When you read Jane Goodall and other talking about Chimapanzees waging war on each other, it is hard to not connect their behavior with similar human actions in war. Chimapanzees kill children of their eneies with glee, they celebrate bloodshed, they take and kill prisoners.
Chimps and apes do this to continue their blood line. You are attributing human emotions onto animals.
I actually not only have read Jane Goodall, but have met her in person and have heard her speak. They appear human like in many ways - but the killing is instinctive to promote their bloodline. You attribute a glee look of an animal perhaps their screaming sounding like they are celebrating - but they are not human and you cannot give human attributes to animals.
Even Jane Goodall states that this is evolutionarily and adaptive not cruelty. There is also speculation that these "wars" are a result of limited forests - due to man destroying their natural habit - that they fight to survive due to limited resources - this is for their natural survival not to be cruel.
The narrative is that humans are evil...
...but animals aren't evil when they behave in the same way.
How is this different than in humans?
Chimpanzees and humans are closely related genetically. We have much of the same evolutionary history (the same evolutionary ancestors) and share much of the same genes. You say that warlike agression in Chimapanzees is instinctive and adaptive and based over scarce resources.
But the aggression, anger, brutality and revenge shown by these chimpanzees in a time of war makes perfect sense for a creature that is a close genetic relative to human beings.
I am not "attributing human traits to animal". I am attributing animal traits to humans.
You have it backwards, Linkat. I am not "attributing human traits to animal". I am attributing animal traits to humans.
Humans are animals and we are subject to the same evolutionary instincts as any other animals. Many animals show agression, sacrifice to protect their young, have a sex drive, I don't see how these traits common to many animals would be any different. The "joy of the hunt" has to do with adrenaline and brain chemicals, the brain circuits to enjoy killing developed in cats, and whales and wolves is innate. Why wouldn't it be the same in humans.
Humans have this additional capacity.
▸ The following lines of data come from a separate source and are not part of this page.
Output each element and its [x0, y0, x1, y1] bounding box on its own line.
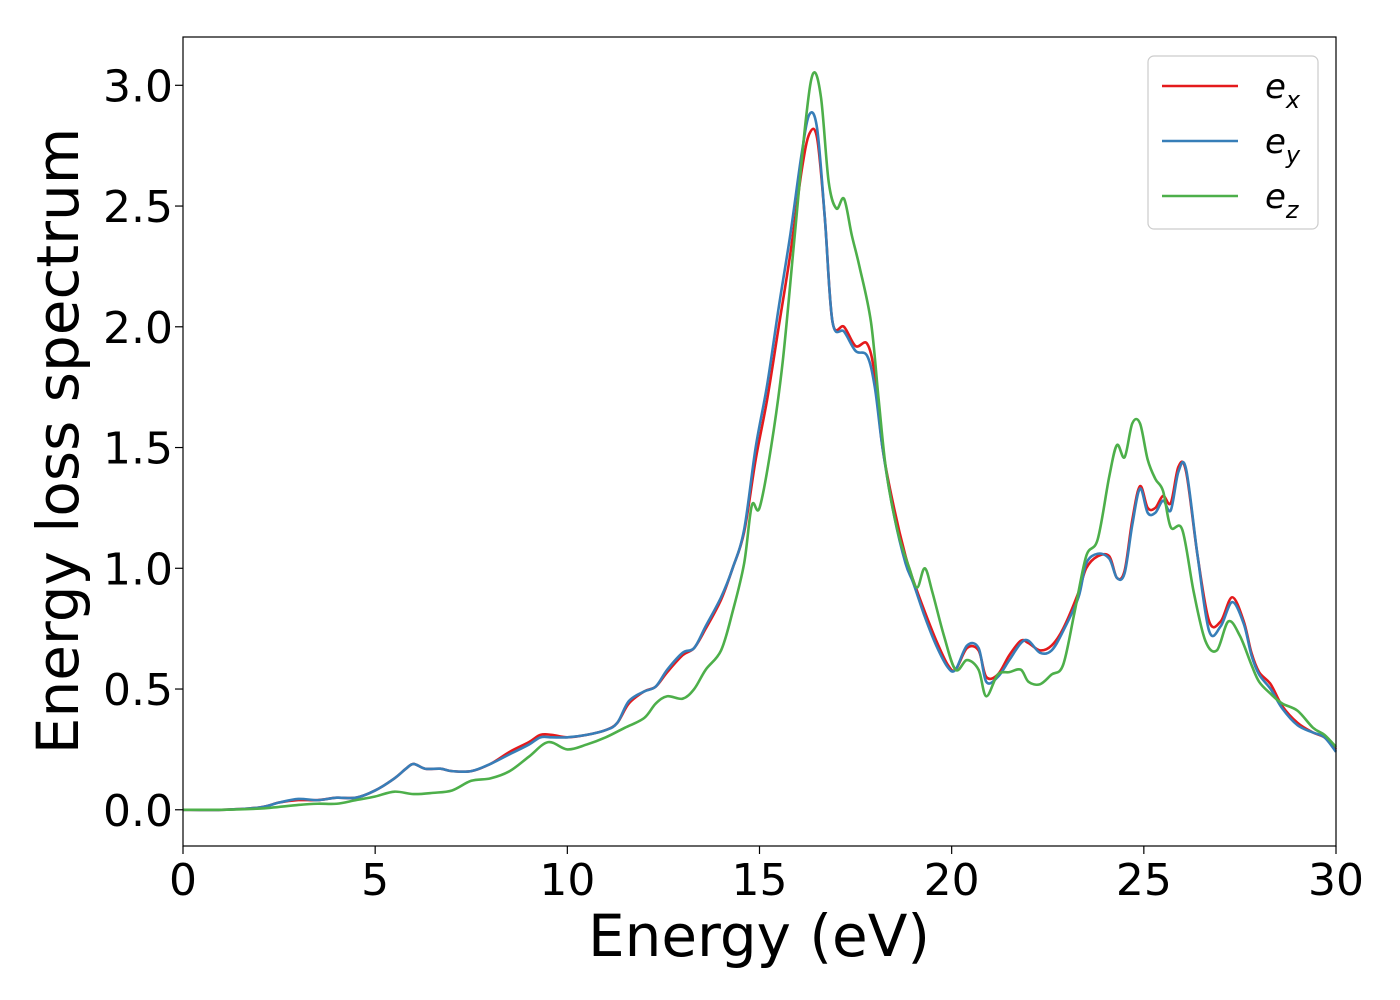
y-tick-label: 1.0 — [103, 544, 173, 595]
x-axis-label: Energy (eV) — [588, 902, 930, 970]
x-tick-label: 25 — [1116, 855, 1172, 906]
y-tick-label: 0.0 — [103, 786, 173, 837]
y-tick-label: 2.0 — [103, 303, 173, 354]
y-axis-label: Energy loss spectrum — [24, 128, 92, 754]
x-tick-label: 0 — [169, 855, 197, 906]
series-line-z — [182, 71, 1337, 812]
series-layer — [182, 71, 1338, 812]
x-tick-label: 20 — [924, 855, 980, 906]
y-tick-label: 0.5 — [103, 665, 173, 716]
y-tick-label: 1.5 — [103, 424, 173, 475]
x-tick-label: 10 — [539, 855, 595, 906]
x-axis-ticks: 0 5 10 15 20 25 30 — [169, 846, 1364, 906]
y-axis-ticks: 0.0 0.5 1.0 1.5 2.0 2.5 3.0 — [103, 61, 183, 837]
legend-box — [1147, 55, 1319, 230]
x-tick-label: 5 — [361, 855, 389, 906]
x-tick-label: 15 — [732, 855, 788, 906]
y-tick-label: 2.5 — [103, 182, 173, 233]
x-tick-label: 30 — [1308, 855, 1364, 906]
y-tick-label: 3.0 — [103, 61, 173, 112]
series-line-y — [182, 111, 1338, 812]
That doesn't change the fact that humans are primates with the same basic instincts that we evolved along with our primate cousins.
When I feel threatened, my brain floods with neurochemicals designed to get me ready for a flight or fight response. My cognitive function shuts down, my emotions and anger rise (this allows me to make quick decisions in a high risk situation which has had evolutionary advantage). This is a well known and well studied reaction that is not uniquely human although many decent and educated human beings experience rage. The brain chemstry is the same in humans as it is in other high order animals.
It is well know that decent humans, when faced with danger, can revert to animal behavior that is often quite brutal. The instinct to expand our territory and defend our group and eliminate threats that champanzees and wolves and bears show are also present in humans.
I don't accept that "moral responsibility" is a human trait...
The ability to think symbolically in order to create societies and construct systems of morality seems to be a uniquely human trait.